Atomic Design       FSD

atoms/          →   shared/ui/atoms/
  Button.tsx          Button.tsx
  Input.tsx           Input.tsx

molecules/      →   shared/ui/molecules/
  NavItem.tsx         NavItem.tsx
  FormField.tsx       FormField.tsx

organisms:
  Card, Modal   →   shared/ui/organisms/  (generic, no business context)
  ProductCard   →   entities/product/     (knows about Product)
  OrderHistory  →   widgets/order-history/ (knows about User + Order)

template        →   shared/ui/layouts/MainLayout.tsx
page            →   pages/catalog/CatalogPage.tsx

An organism stays in shared/ui as long as it’s generic. Once it needs to know about a specific entity or action, it belongs in entities, features, or widgets by FSD.

templates and pages. Templates and pages are simpler. Pages in Atomic Design and pages in FSD are essentially the same thing: a page with real content on a route. Templates from Atomic Design map to layout components in code, usually at the app or shared/ui level.
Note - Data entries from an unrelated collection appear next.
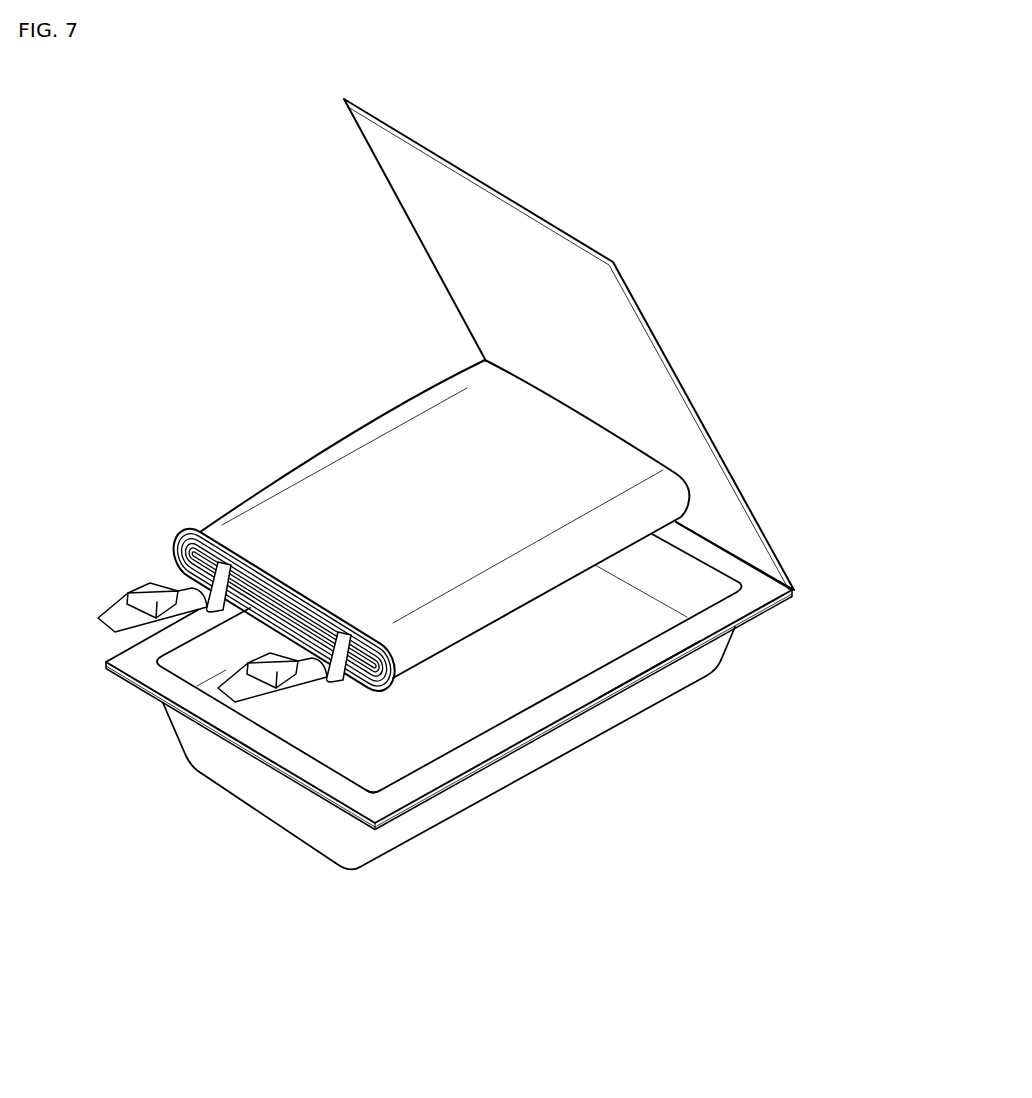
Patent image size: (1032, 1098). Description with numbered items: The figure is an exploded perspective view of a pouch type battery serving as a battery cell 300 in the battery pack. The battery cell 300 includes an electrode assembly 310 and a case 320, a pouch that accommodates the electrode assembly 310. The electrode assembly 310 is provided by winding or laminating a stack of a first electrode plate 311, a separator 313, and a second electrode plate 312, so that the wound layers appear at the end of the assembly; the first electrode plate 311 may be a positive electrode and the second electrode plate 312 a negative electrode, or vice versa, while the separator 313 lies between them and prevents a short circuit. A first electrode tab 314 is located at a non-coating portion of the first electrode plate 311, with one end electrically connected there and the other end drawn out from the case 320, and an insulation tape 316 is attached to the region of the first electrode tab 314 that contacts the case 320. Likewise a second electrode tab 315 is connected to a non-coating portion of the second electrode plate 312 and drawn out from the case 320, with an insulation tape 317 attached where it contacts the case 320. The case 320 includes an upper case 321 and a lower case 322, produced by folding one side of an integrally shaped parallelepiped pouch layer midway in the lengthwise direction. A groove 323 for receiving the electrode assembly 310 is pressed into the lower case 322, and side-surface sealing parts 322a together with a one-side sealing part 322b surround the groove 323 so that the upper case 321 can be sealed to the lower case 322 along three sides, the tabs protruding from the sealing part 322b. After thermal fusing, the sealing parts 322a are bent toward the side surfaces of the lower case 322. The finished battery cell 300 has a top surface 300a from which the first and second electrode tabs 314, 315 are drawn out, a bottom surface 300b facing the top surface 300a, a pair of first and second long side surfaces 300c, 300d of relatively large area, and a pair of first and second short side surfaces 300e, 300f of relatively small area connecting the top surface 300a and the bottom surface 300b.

The battery cell 300 is at (205, 285).
The electrode assembly 310 is at (240, 436).
The first electrode plate 311 is at (189, 526).
The second electrode plate 312 is at (182, 553).
The separator 313 is at (177, 546).
The first electrode tab 314 is at (160, 623).
The second electrode tab 315 is at (341, 686).
The insulation tape 316 is at (143, 592).
The insulation tape 317 is at (276, 674).
The case 320 is at (877, 602).
The upper case 321 is at (760, 568).
The lower case 322 is at (722, 647).
The side-surface sealing part 322a is at (653, 658).
The one-side sealing part 322b is at (363, 800).
The groove 323 is at (500, 698).
The top surface 300a is at (222, 788).
The bottom surface 300b is at (740, 665).
The first long side surface 300c is at (410, 856).
The second long side surface 300d is at (715, 400).
The first short side surface 300e is at (160, 740).
The second short side surface 300f is at (660, 705).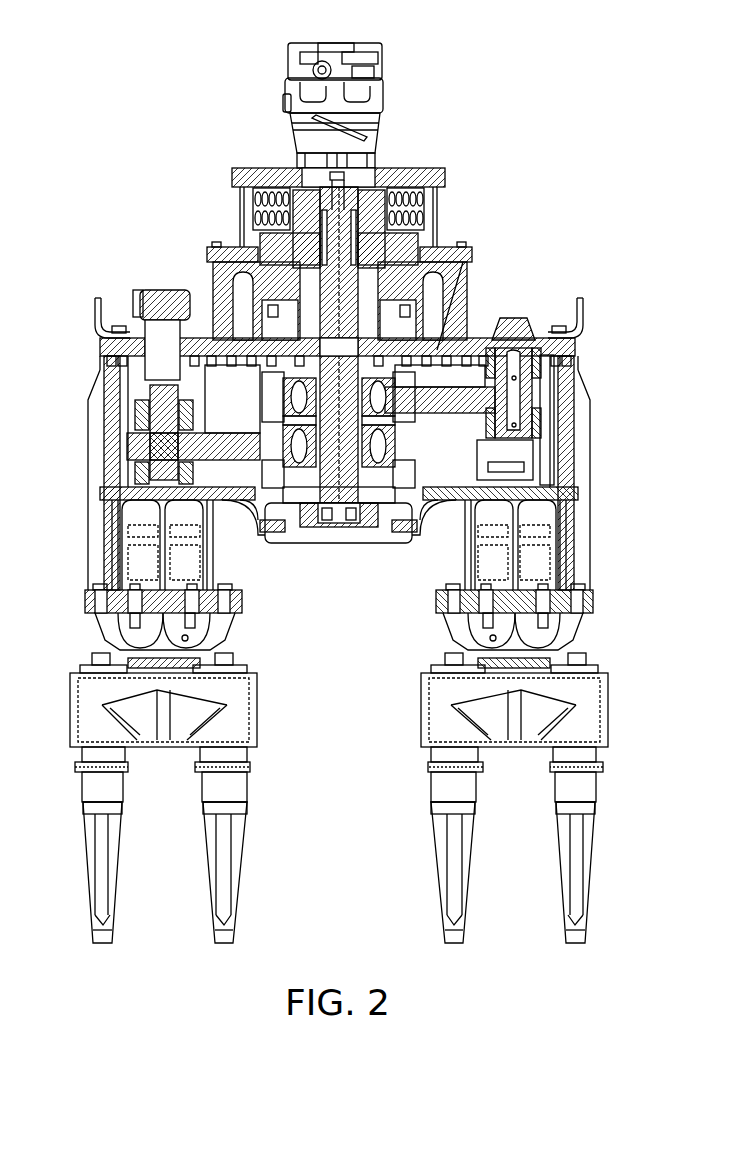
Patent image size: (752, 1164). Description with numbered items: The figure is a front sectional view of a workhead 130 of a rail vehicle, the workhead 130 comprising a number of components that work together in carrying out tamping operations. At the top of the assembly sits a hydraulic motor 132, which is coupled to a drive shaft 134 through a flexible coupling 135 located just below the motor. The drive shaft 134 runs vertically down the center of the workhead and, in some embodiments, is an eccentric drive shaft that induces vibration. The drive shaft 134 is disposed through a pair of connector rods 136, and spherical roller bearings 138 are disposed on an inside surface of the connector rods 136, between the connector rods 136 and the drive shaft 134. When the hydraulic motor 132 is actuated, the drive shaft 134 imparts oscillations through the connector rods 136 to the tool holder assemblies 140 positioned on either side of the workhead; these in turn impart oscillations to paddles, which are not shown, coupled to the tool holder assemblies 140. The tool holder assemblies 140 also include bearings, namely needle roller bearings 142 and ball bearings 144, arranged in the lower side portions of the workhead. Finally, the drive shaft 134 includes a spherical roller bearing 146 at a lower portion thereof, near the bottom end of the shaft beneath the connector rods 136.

The workhead 130 is at (151, 72).
The hydraulic motor 132 is at (383, 142).
The drive shaft 134 is at (350, 485).
The flexible coupling 135 is at (378, 197).
The connector rods 136 is at (437, 393).
The spherical roller bearings 138 is at (310, 413).
The tool holder assemblies 140 is at (538, 558).
The needle roller bearings 142 is at (202, 576).
The ball bearings 144 is at (135, 547).
The spherical roller bearing 146 is at (318, 490).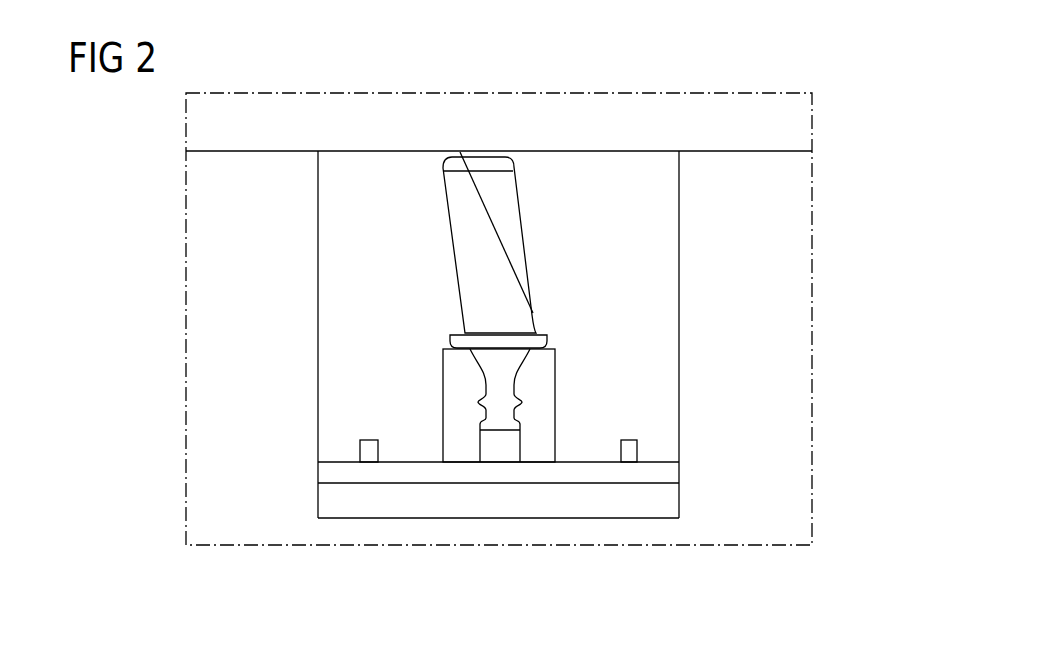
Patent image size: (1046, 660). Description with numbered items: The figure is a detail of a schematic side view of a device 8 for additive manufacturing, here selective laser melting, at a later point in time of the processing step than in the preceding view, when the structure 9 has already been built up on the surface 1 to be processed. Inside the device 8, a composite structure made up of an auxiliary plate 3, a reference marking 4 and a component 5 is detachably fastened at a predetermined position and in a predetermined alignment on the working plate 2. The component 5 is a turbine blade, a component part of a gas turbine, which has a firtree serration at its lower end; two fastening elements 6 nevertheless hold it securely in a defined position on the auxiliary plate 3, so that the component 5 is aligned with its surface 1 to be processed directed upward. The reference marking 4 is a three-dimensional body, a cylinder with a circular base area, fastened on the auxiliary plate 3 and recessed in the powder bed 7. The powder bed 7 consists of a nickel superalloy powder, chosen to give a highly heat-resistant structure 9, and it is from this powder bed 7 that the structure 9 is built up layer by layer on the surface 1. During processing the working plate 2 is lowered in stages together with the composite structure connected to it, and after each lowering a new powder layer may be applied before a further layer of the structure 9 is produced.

The surface to be processed 1 is at (457, 168).
The working plate 2 is at (665, 500).
The auxiliary plate 3 is at (665, 475).
The reference marking 4 is at (368, 452).
The component 5 is at (535, 243).
The fastening elements 6 is at (463, 448).
The powder bed 7 is at (630, 288).
The device for additive manufacturing 8 is at (368, 121).
The structure 9 is at (455, 160).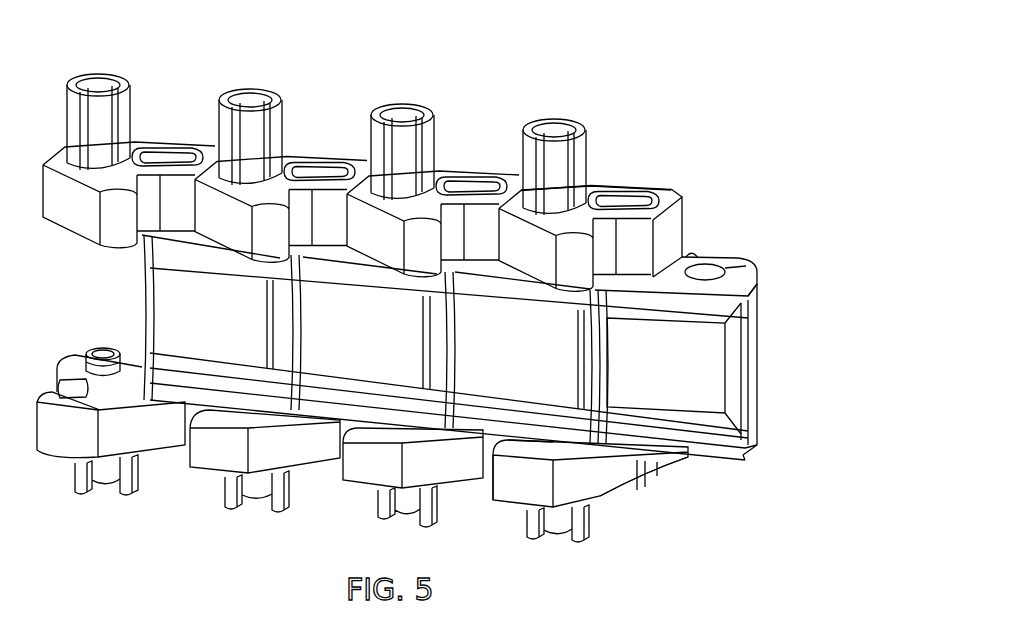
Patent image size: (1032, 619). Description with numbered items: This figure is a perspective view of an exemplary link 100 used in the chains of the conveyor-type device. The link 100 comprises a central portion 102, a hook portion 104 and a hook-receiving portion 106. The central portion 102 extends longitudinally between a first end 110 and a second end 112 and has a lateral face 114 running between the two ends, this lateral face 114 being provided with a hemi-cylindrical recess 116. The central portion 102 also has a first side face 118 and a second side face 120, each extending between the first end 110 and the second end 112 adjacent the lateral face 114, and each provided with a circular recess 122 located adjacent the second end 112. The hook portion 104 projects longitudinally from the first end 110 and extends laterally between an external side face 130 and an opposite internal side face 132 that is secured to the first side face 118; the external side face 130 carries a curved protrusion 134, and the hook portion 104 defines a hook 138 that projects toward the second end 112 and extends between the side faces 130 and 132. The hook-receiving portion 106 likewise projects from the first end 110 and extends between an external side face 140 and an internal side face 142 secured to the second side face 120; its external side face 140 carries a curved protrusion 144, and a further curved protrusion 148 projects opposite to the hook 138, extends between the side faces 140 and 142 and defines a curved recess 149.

The link 100 is at (673, 118).
The central portion 102 is at (745, 272).
The hook portion 104 is at (517, 205).
The hook-receiving portion 106 is at (580, 483).
The first end 110 is at (598, 352).
The second end 112 is at (763, 408).
The lateral face 114 is at (710, 447).
The hemi-cylindrical recess 116 is at (672, 372).
The first side face 118 is at (752, 287).
The second side face 120 is at (665, 463).
The circular recess 122 is at (708, 265).
The external side face 130 is at (610, 177).
The internal side face 132 is at (498, 270).
The curved protrusion 134 is at (537, 130).
The hook 138 is at (593, 237).
The external side face 140 is at (620, 503).
The internal side face 142 is at (533, 443).
The curved protrusion 144 is at (547, 532).
The curved protrusion 148 is at (513, 497).
The curved recess 149 is at (477, 467).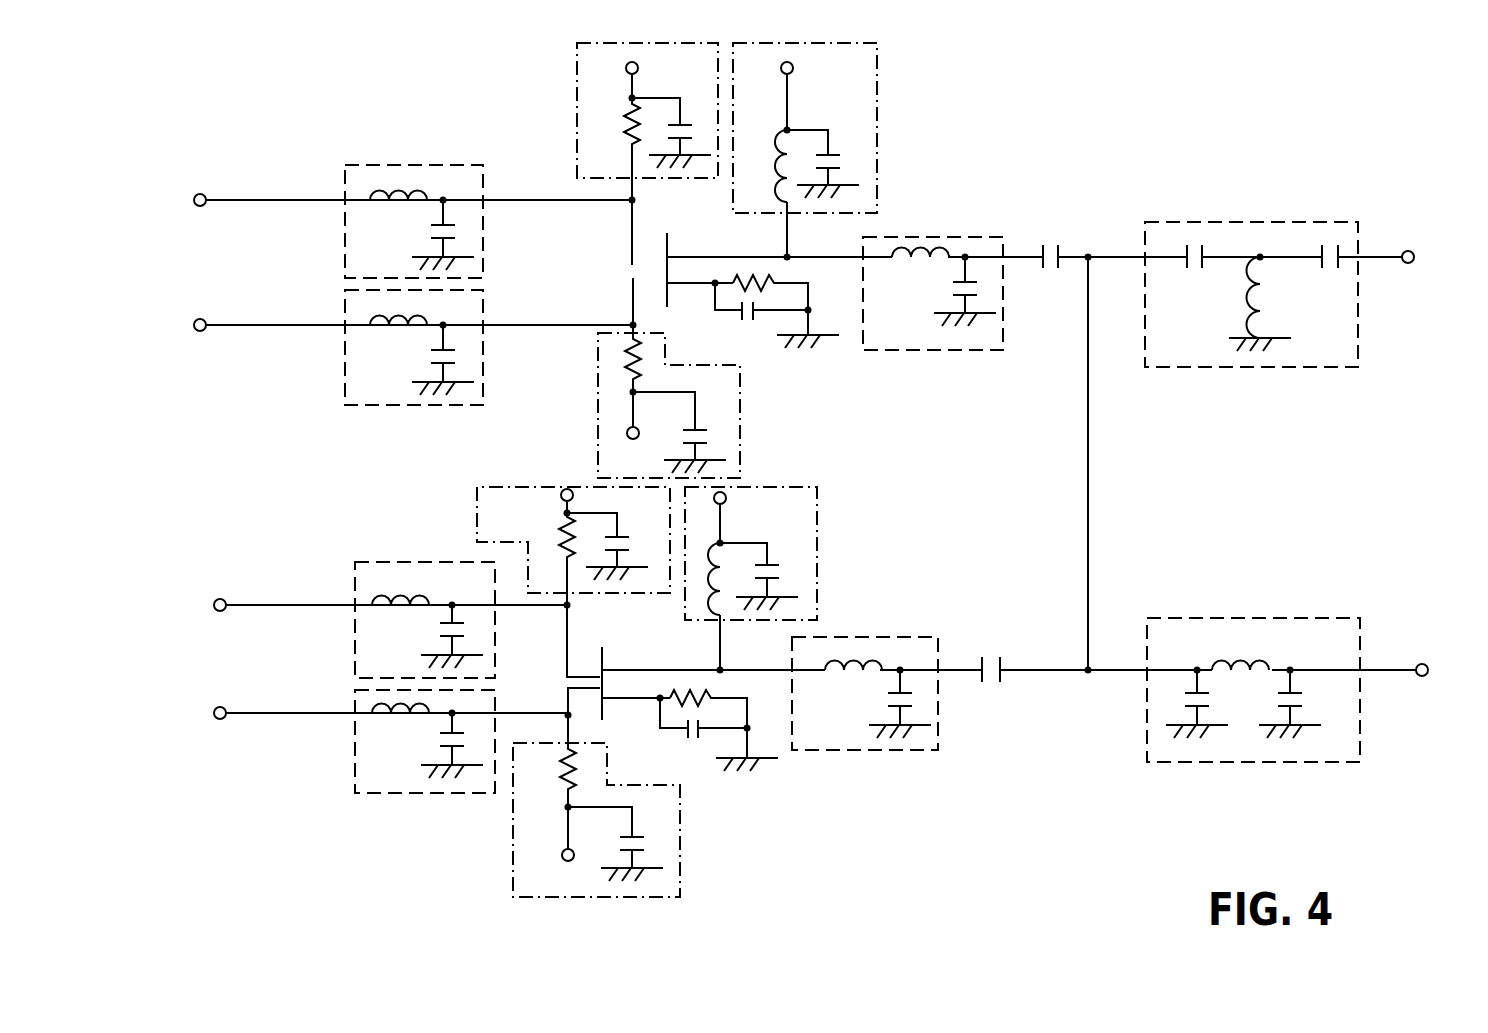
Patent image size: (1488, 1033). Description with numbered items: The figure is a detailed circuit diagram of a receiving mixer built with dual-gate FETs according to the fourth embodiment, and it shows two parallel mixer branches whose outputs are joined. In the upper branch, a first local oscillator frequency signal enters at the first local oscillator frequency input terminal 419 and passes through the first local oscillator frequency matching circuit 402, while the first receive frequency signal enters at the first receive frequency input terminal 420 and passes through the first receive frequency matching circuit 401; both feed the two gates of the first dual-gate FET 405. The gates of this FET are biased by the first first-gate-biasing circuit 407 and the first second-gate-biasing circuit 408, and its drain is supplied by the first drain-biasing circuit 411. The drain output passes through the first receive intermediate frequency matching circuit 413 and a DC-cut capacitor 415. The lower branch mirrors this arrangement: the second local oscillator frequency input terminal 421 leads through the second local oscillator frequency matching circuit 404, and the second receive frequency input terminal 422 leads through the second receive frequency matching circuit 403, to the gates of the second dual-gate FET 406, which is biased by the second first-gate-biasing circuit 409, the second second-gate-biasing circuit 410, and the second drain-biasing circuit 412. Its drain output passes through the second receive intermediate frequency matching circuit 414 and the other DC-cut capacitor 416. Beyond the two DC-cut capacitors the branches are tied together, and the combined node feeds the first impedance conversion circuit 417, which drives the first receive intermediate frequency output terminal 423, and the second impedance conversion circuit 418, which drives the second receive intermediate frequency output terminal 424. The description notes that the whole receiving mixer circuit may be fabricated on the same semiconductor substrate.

The first receive frequency matching circuit 401 is at (340, 311).
The first local oscillator frequency matching circuit 402 is at (340, 176).
The second receive frequency matching circuit 403 is at (350, 692).
The second local oscillator frequency matching circuit 404 is at (352, 560).
The first dual-gate FET 405 is at (626, 261).
The second dual-gate FET 406 is at (609, 655).
The first first-gate-biasing circuit 407 is at (594, 380).
The first second-gate-biasing circuit 408 is at (571, 71).
The second first-gate-biasing circuit 409 is at (499, 823).
The second second-gate-biasing circuit 410 is at (470, 481).
The first drain-biasing circuit 411 is at (885, 119).
The second drain-biasing circuit 412 is at (818, 479).
The first receive intermediate frequency matching circuit 413 is at (924, 232).
The second receive intermediate frequency matching circuit 414 is at (851, 626).
The DC-cut capacitor 415 is at (1058, 237).
The DC-cut capacitor 416 is at (994, 651).
The first impedance conversion circuit 417 is at (1237, 219).
The second impedance conversion circuit 418 is at (1237, 611).
The first local oscillator frequency input terminal 419 is at (188, 194).
The first receive frequency input terminal 420 is at (193, 320).
The second local oscillator frequency input terminal 421 is at (212, 592).
The second receive frequency input terminal 422 is at (212, 705).
The first receive intermediate frequency output terminal 423 is at (1425, 240).
The second receive intermediate frequency output terminal 424 is at (1428, 660).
Atomic Design works well where there’s no business context: design systems, component libraries, shared/ui inside an FSD project. Combining both approaches is possible, but it takes team discipline - keeping organisms clean and not letting business logic bleed into shared. It’s probably only worth it in large, long-running projects where the design system lives separately from the application. Otherwise it’s simpler not to mix: Atomic Design for the component library, FSD for the app.